DUTCH WARMBLOOD HORSE
A warmblooded sport horse, the Dutch Warmblood is typically
used for recreational and competitive purposes, such as driving,
three day events, jumping, and dressage. The Dutch Warmblood
is the direct descendent of the Groningen and the Gelderlander.
There are several different types of Dutch Warmblood Horses
and most are bred in an area of Holland.
The Riding Horse Type, also called the rijpaardtype, is known
best for its athleticism. It has soundness and excellent characters,
making the breed prime for vaulting, combined driving, dressage,
Another type is the Show driving Type, also called Tuigpaardtype.
This type of Dutch warmblood horse is typically used as a
show horse, in areas where high stepping, style, and extravagance
is warranted. With this type of breed, the Hackney and the
Gelderlander is typically used.
Finally, the Basic Type, also called Basistype. This are
more relative to the earlier versions of the Gelderlander.

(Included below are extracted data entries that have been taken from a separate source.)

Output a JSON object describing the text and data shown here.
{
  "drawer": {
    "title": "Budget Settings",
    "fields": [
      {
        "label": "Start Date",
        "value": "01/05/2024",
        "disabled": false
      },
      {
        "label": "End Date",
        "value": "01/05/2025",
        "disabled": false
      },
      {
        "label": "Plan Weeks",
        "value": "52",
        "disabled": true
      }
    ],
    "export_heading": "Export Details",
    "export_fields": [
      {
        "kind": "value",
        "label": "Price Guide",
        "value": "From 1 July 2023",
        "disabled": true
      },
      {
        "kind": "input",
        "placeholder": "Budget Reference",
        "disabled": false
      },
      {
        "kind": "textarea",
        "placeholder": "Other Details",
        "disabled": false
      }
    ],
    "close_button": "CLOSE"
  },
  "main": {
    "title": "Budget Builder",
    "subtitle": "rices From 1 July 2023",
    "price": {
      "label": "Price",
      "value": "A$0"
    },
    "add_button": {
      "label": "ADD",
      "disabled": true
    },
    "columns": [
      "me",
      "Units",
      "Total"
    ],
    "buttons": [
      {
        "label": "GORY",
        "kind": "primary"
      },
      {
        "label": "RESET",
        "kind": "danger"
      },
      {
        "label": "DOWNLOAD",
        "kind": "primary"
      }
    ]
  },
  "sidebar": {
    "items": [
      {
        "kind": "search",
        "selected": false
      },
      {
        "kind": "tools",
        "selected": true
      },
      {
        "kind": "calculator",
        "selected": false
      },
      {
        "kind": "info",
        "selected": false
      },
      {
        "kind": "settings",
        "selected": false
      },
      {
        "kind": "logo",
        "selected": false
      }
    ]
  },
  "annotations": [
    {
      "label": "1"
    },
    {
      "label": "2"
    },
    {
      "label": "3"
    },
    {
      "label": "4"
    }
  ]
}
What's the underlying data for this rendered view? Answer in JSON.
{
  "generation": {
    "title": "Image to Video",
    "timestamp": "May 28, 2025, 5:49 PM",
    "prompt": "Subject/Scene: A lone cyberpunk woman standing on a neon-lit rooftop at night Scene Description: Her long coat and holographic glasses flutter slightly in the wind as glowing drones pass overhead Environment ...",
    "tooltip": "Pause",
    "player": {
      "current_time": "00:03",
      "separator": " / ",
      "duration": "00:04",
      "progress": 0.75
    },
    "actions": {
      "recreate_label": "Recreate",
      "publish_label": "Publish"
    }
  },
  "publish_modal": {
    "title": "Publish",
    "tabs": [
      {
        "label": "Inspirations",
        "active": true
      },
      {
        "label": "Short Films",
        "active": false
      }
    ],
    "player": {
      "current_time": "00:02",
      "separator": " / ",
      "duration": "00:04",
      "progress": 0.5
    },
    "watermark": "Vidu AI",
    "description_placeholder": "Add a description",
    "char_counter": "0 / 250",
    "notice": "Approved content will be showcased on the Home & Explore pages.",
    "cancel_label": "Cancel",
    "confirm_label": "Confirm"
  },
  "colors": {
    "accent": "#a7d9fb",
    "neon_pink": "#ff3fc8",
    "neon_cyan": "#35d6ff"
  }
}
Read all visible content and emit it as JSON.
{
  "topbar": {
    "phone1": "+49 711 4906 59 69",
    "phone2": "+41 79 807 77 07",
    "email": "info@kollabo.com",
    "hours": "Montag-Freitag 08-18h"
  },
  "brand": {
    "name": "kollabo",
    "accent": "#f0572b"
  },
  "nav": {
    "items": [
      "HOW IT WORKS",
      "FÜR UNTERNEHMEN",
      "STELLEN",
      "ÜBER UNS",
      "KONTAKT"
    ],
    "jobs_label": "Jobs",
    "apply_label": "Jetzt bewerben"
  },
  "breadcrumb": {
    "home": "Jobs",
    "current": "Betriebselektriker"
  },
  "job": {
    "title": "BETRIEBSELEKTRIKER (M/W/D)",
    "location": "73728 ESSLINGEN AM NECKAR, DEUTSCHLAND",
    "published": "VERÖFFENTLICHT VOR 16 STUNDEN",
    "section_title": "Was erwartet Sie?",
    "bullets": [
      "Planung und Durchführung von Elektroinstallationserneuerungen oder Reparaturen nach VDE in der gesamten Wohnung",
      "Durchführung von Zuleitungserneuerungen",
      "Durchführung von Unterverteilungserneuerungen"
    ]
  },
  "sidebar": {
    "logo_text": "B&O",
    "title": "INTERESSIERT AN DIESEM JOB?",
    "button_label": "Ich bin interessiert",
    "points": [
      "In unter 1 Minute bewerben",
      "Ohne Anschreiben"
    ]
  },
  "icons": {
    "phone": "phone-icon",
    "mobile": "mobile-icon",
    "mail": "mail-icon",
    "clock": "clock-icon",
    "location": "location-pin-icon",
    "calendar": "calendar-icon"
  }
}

This breed of Dutch Warmblood horse is typically used to maintain
the Old Gelderlander gene pool, farm work, driving, and riding.
EAST BULGARIAN HORSE
A breed developed in the early 1900's from crossing Thoroughbreds
and English Halfbred with Anglo-Arab, Arab and Bulgarian native
horses, the East Bulgarian is a draft horse that is often
used for light riding. Most horses of the breed are chestnut,
black or bay in color.
The Egyptian breed of horse, also referred to as Baladi,
is an Arab type of horse that lives in Egypt. The breed is
used for light riding.
ERISKAY PONY HORSE
Found off the coast of Scotland on the Hebrides Islands,
the Eriskay Pony breed is the only variety of Hebridean ponies
remaining. The breed is almost extinct, and they originated
with Celtic type horses and no imported bloodlines.
Eriskay Ponies and other Western Isles type of horses were
used throughout the Hebrides Islands through the middle of
the 19th century, handling tasks like cart pulling, hauling
peat and seaweed, and bringing children to and from school.
The ponies evolved and learned to survive on limited food
supply and coats that grew thicker to adapt to harsh, cold
and windy climates. In the early years, while the men were
working at sea, women and children handled the work of raising
and caring for horses so only those that would adapt and were
willing to be trained would be kept.
In the early 1970's, when machinary really started taking
over much of the manual labor and farming tasks, the pure
bred Eriskay Ponies dwindled to about 20 horses. During this
time, dedicated individuals joine together to try and save
the breed from extinction. The number of Eriskays have increased
to aroudn 300 currently, but are still listed by the Rare
Breeds Survival Trust as a critical category "1".
Eriskay Ponies are friendly and make excellent family ponies-
even playing football with children, or training to work with
special needs children.
ESTONIAN NATIVE HORSE
Despite crossing with other breeds, the Estonian Native breed
retained the characteristic features known of native northern
horses. The breed has played a significant role in the development
of both the Vyatka breed and the Obva breed of horses.
In the 14th and 15th centuries, the Estonian breed was used
in Russia because they had the ability to adapt to conditions
well, and were characteristically good workers. With the advancement
of agriculture came the need for sturdy, working horses, and
the Estonian breed were crossed with larger breeds. Breeding
of Estonians with the native horses and light harness and
saddle breeds resulted in a crossbred mare with extraordinary
pulling endurance and strength.
Unfortunately, as agriculture and transportation industries
increased, the Estonian native were not used as much as the
new crossbreed on the mainland of Estonia- and is now only
found on the islands of Hiiumaa, Saaremaa, and Muhu. There
are about 1,000 existing Estonians.
The average height of the stallions are 142 cm at withers,
and a body length of 147 cm. Estonian's enjoy a long life
span. Modern Estonian's are curently used for saddle riding,
tourism and light agricultural work.